Hinzu kommen unabhängig von den Sanktionen, die allgemeine Konjunktur – und Rubelschwäche in Russland, so AHK-Präsident Rainer Seele, der auch Vorstandsvorsitzender von Wintershall ist. Wintershall ist mit dem russischen Energiekonzern Gazprom stark liiert. „Wir spüren keine Auswirkungen in unserem Geschäft. Im Gegenteil: Wir freuen uns, 2015 eine Art „Silberne Hochzeit“ feiern zu können.“ Seele beklagte im Umgang mit den russischen Behörden derzeit eine sehr viel stärker zunehmende Bürokratisierung. „Da bleiben Anträge länger liegen, Genehmigungen werden nur zögerlich erteilt oder gar nicht. Das macht unseren Firmen im Russland–Geschäft schon zu schaffen.“ Immerhin ist Deutschland (noch) größter und wichtigster Handelspartner Russlands.
Der AHK-Präsident Dr.

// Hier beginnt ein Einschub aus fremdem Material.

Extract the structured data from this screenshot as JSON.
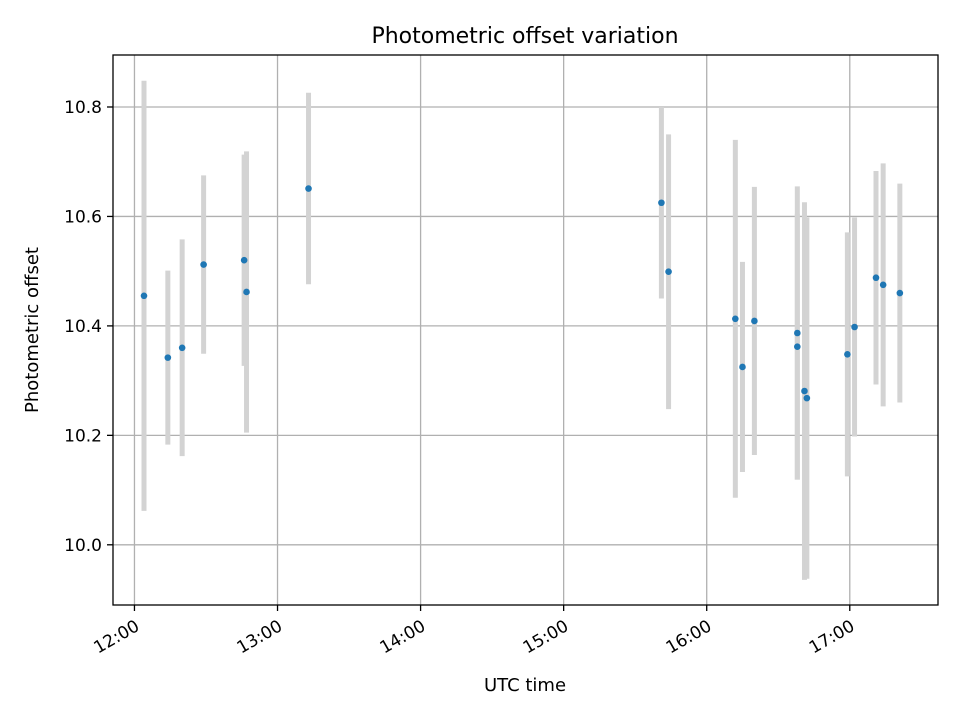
{
  "chart_data": {
    "type": "scatter",
    "title": "Photometric offset variation",
    "xlabel": "UTC time",
    "ylabel": "Photometric offset",
    "x_is_time": true,
    "xlim": [
      "11:51",
      "17:37"
    ],
    "ylim": [
      9.89,
      10.895
    ],
    "x_ticks": [
      "12:00",
      "13:00",
      "14:00",
      "15:00",
      "16:00",
      "17:00"
    ],
    "y_ticks": [
      10.0,
      10.2,
      10.4,
      10.6,
      10.8
    ],
    "y_tick_labels": [
      "10.0",
      "10.2",
      "10.4",
      "10.6",
      "10.8"
    ],
    "grid": true,
    "colors": {
      "point": "#1f77b4",
      "errorbar": "#d3d3d3",
      "grid": "#b0b0b0"
    },
    "points": [
      {
        "x": "12:04",
        "y": 10.455,
        "err": 0.393
      },
      {
        "x": "12:14",
        "y": 10.342,
        "err": 0.159
      },
      {
        "x": "12:20",
        "y": 10.36,
        "err": 0.198
      },
      {
        "x": "12:29",
        "y": 10.512,
        "err": 0.163
      },
      {
        "x": "12:46",
        "y": 10.52,
        "err": 0.193
      },
      {
        "x": "12:47",
        "y": 10.462,
        "err": 0.257
      },
      {
        "x": "13:13",
        "y": 10.651,
        "err": 0.175
      },
      {
        "x": "15:41",
        "y": 10.625,
        "err": 0.175
      },
      {
        "x": "15:44",
        "y": 10.499,
        "err": 0.251
      },
      {
        "x": "16:12",
        "y": 10.413,
        "err": 0.327
      },
      {
        "x": "16:15",
        "y": 10.325,
        "err": 0.192
      },
      {
        "x": "16:20",
        "y": 10.409,
        "err": 0.245
      },
      {
        "x": "16:38",
        "y": 10.387,
        "err": 0.268
      },
      {
        "x": "16:38",
        "y": 10.362,
        "err": 0.243
      },
      {
        "x": "16:41",
        "y": 10.281,
        "err": 0.345
      },
      {
        "x": "16:42",
        "y": 10.268,
        "err": 0.33
      },
      {
        "x": "16:59",
        "y": 10.348,
        "err": 0.223
      },
      {
        "x": "17:02",
        "y": 10.398,
        "err": 0.2
      },
      {
        "x": "17:11",
        "y": 10.488,
        "err": 0.195
      },
      {
        "x": "17:14",
        "y": 10.475,
        "err": 0.222
      },
      {
        "x": "17:21",
        "y": 10.46,
        "err": 0.2
      }
    ]
  }
}
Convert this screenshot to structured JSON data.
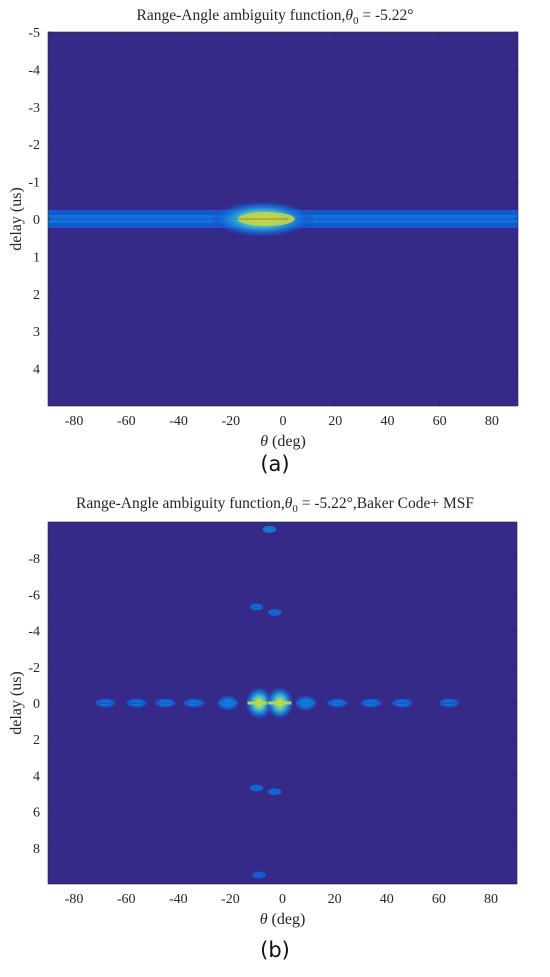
{
  "colors": {
    "background": "#352a87",
    "peak": "#f9fb0e",
    "mid": "#36b5d6",
    "low": "#1b6fd8"
  },
  "chart_data": [
    {
      "type": "heatmap",
      "title_main": "Range-Angle ambiguity function,",
      "title_symbol": "θ",
      "title_subscript": "0",
      "title_rest": " = -5.22°",
      "xlabel_symbol": "θ",
      "xlabel_rest": " (deg)",
      "ylabel": "delay (us)",
      "caption": "(a)",
      "xlim": [
        -90,
        90
      ],
      "ylim": [
        -5,
        5
      ],
      "y_reversed": true,
      "x_ticks": [
        -80,
        -60,
        -40,
        -20,
        0,
        20,
        40,
        60,
        80
      ],
      "y_ticks": [
        -5,
        -4,
        -3,
        -2,
        -1,
        0,
        1,
        2,
        3,
        4
      ],
      "colormap": "parula",
      "peak": {
        "angle_deg": -5.22,
        "delay_us": 0
      },
      "features": [
        {
          "kind": "ridge",
          "delay_us": 0,
          "angle_range": [
            -90,
            90
          ],
          "intensity": 0.45
        },
        {
          "kind": "mainlobe",
          "angle_range": [
            -25,
            15
          ],
          "delay_range": [
            -0.5,
            0.5
          ],
          "intensity": 1.0
        }
      ]
    },
    {
      "type": "heatmap",
      "title_main": "Range-Angle ambiguity function,",
      "title_symbol": "θ",
      "title_subscript": "0",
      "title_rest": " = -5.22°,Baker Code+ MSF",
      "xlabel_symbol": "θ",
      "xlabel_rest": " (deg)",
      "ylabel": "delay (us)",
      "caption": "(b)",
      "xlim": [
        -90,
        90
      ],
      "ylim": [
        -10,
        10
      ],
      "y_reversed": true,
      "x_ticks": [
        -80,
        -60,
        -40,
        -20,
        0,
        20,
        40,
        60,
        80
      ],
      "y_ticks": [
        -8,
        -6,
        -4,
        -2,
        0,
        2,
        4,
        6,
        8
      ],
      "colormap": "parula",
      "peak": {
        "angle_deg": -5.22,
        "delay_us": 0
      },
      "features": [
        {
          "kind": "lobe",
          "angle_deg": -68,
          "delay_us": 0,
          "intensity": 0.25
        },
        {
          "kind": "lobe",
          "angle_deg": -56,
          "delay_us": 0,
          "intensity": 0.25
        },
        {
          "kind": "lobe",
          "angle_deg": -45,
          "delay_us": 0,
          "intensity": 0.3
        },
        {
          "kind": "lobe",
          "angle_deg": -34,
          "delay_us": 0,
          "intensity": 0.35
        },
        {
          "kind": "lobe",
          "angle_deg": -21,
          "delay_us": 0,
          "intensity": 0.5
        },
        {
          "kind": "lobe",
          "angle_deg": -9,
          "delay_us": 0,
          "intensity": 1.0
        },
        {
          "kind": "lobe",
          "angle_deg": -1,
          "delay_us": 0,
          "intensity": 1.0
        },
        {
          "kind": "lobe",
          "angle_deg": 9,
          "delay_us": 0,
          "intensity": 0.5
        },
        {
          "kind": "lobe",
          "angle_deg": 21,
          "delay_us": 0,
          "intensity": 0.35
        },
        {
          "kind": "lobe",
          "angle_deg": 34,
          "delay_us": 0,
          "intensity": 0.3
        },
        {
          "kind": "lobe",
          "angle_deg": 46,
          "delay_us": 0,
          "intensity": 0.25
        },
        {
          "kind": "lobe",
          "angle_deg": 64,
          "delay_us": 0,
          "intensity": 0.2
        },
        {
          "kind": "spot",
          "angle_deg": -5,
          "delay_us": -9.6,
          "intensity": 0.35
        },
        {
          "kind": "spot",
          "angle_deg": -10,
          "delay_us": -5.3,
          "intensity": 0.2
        },
        {
          "kind": "spot",
          "angle_deg": -3,
          "delay_us": -5.0,
          "intensity": 0.2
        },
        {
          "kind": "spot",
          "angle_deg": -10,
          "delay_us": 4.7,
          "intensity": 0.2
        },
        {
          "kind": "spot",
          "angle_deg": -3,
          "delay_us": 4.9,
          "intensity": 0.2
        },
        {
          "kind": "spot",
          "angle_deg": -9,
          "delay_us": 9.5,
          "intensity": 0.15
        }
      ]
    }
  ]
}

Rainer Seele (Wintershall) beklagte im Umgang mit den russischen Behörden derzeit eine sehr viel stärker zunehmende Bürokratisierung. „Da bleiben Anträge länger liegen, Genehmigungen werden nur zögerlich erteilt oder gar nicht." Foto: Olga Vaulina für RBTH
Die AHK hat errechnet, dass es 2014 wahrscheinlich zu einem Rückgang des Außenhandels um drei-fünf Prozent kommen werde. Das sind umgerechnet zehn Milliarden Euro weniger als 2013. AHK-Präsident Seele: „Wir beobachten, dass einige Geschäfte von Deutschland und der EU weg nach Asien verlagert werden. Aber noch steht Deutschland für oberste technische und innovative Qualität. Das dürfen wir nicht durch eine Sanktions-Spirale aufs Spiel setzen. Und wir müssen aufpassen, dass wir in dieser Phase nicht unsere Vertrauens – und auch unser politisches Kapital aufs Spiel setzen.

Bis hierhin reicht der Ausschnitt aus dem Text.